You can keep on adding more tests in the block, with different payloads and different responses, writing expectations for every case. All the information of the test is in the test itself. No need to chase other files or look in logs from another process.

Also, no side effects. All the state of the world lives there in your test run. Your response will be what the Return property indicates will be. No surprises. That’s how a test should be.

Learn By Looking

If you need a more comprehensive example. You can take a look at this library I’m building. It’s an SDK for a third party http service from Chile called Transbank. One of its services, Webpay, allows you to integrate with their payment gateway. I’m using httpclientmock to test the integration.

Going Solo

Of course, you don’t need to use a custom library for testing. As long as you can create your own http.RoundTripper (with some assertions about a request and the building of a response) and pass that to the http.Client you are using, you’ll be fine.

The Business Answer

Now, all good so far? Well, not so fast! As you know, we are in the real world trying to bring value to our business partners. And they don’t care as much about in-memory deterministic testing or testing theory or stuff like that. They want to know the answer to one single and simple question: will this integration work for the end user.

User Acceptance Testing (or UAT) tries to answer that question, and it is a freaking art. This is one of the most difficult tests to automate. We cannot use the tests suites we wrote because we are testing conformity to a spec, remember? Those tests cannot tell us if the integration will work, which is the purpose of UAT.

UAT tests deserve a test suite of their own, usually excluded from running in the normal CI process. They should be run prior to a deployment (usually against a release candidate version) against a real testing/staging environment. Is in this test scenario when it makes sense to hit a real server.

Now, it is not as simple as write some logic and hit the server. It is more complex than that.

You see, now we are dealing with all kind of side effects and statefulness. If we want to test an endpoint called GET /accounts/123 we need to make sure that the account with id 123 exists in the system before doing that, so we probably need to call POST /accounts first with some payload. In almost every UAT test there are some calls that depend on state obtained by other calls. For this reason, UAT test suites usually involve a journey. They test a complete flow, from start to finish. They are not isolated tests like your normal Unit Tests. You’ll find yourself doing calls, retrieving state and then using that state to do some more calls that will continue to change the state of a server.

Of course, I don’t have to mention that this could fail at any point of the journey for some weird reason.
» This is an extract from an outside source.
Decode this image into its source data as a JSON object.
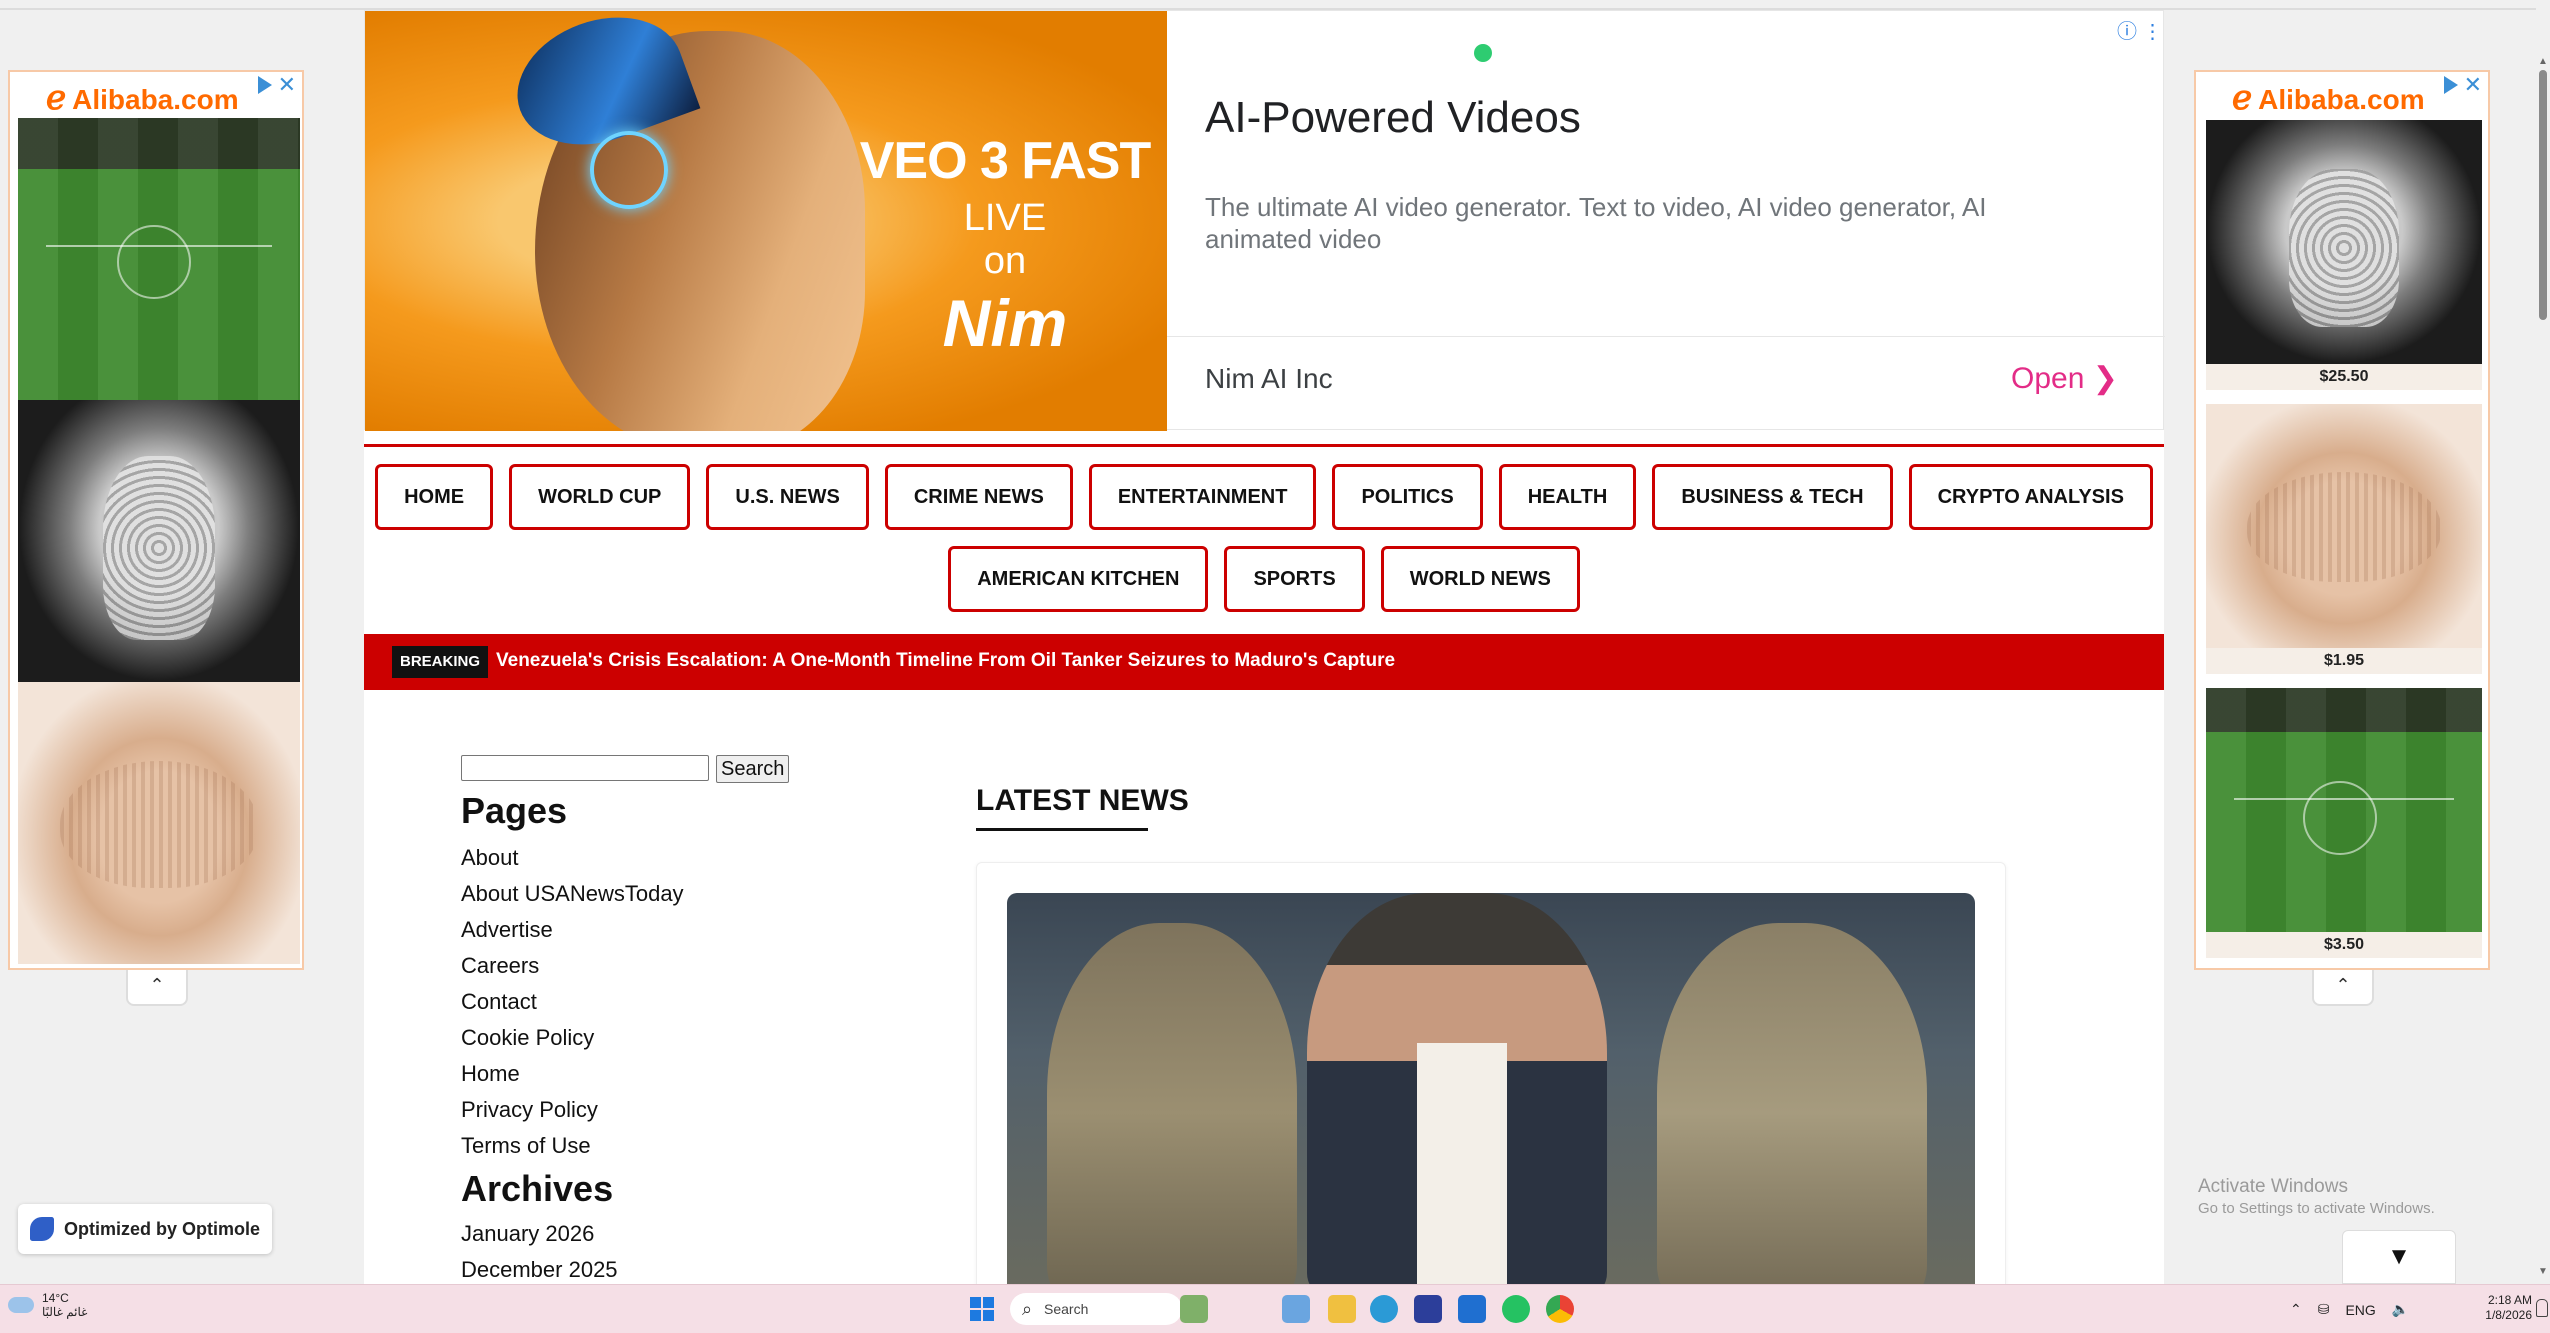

Another thing I’ve found to be really complex is that environment statefulness makes it really hard to reuse any kind of identifier, because you want to make sure that the test starts with a clean slate every time and you don’t know if the third party service testing environment you are using cleans up every day.

Due to their messiness and complexity of implementing them automatically, UAT testing is usually done manually, but this is very prone to errors. At the end of the day, all depends on how complex is the integration you are building. You are in a lucky position if most of the calls of your third party service are idempotent, for example.


These are just some of my ideas, beliefs and past experiences with testing. I hope they can make some sense for you and that will guide you to take the best approach you can to test your integrations in Golang.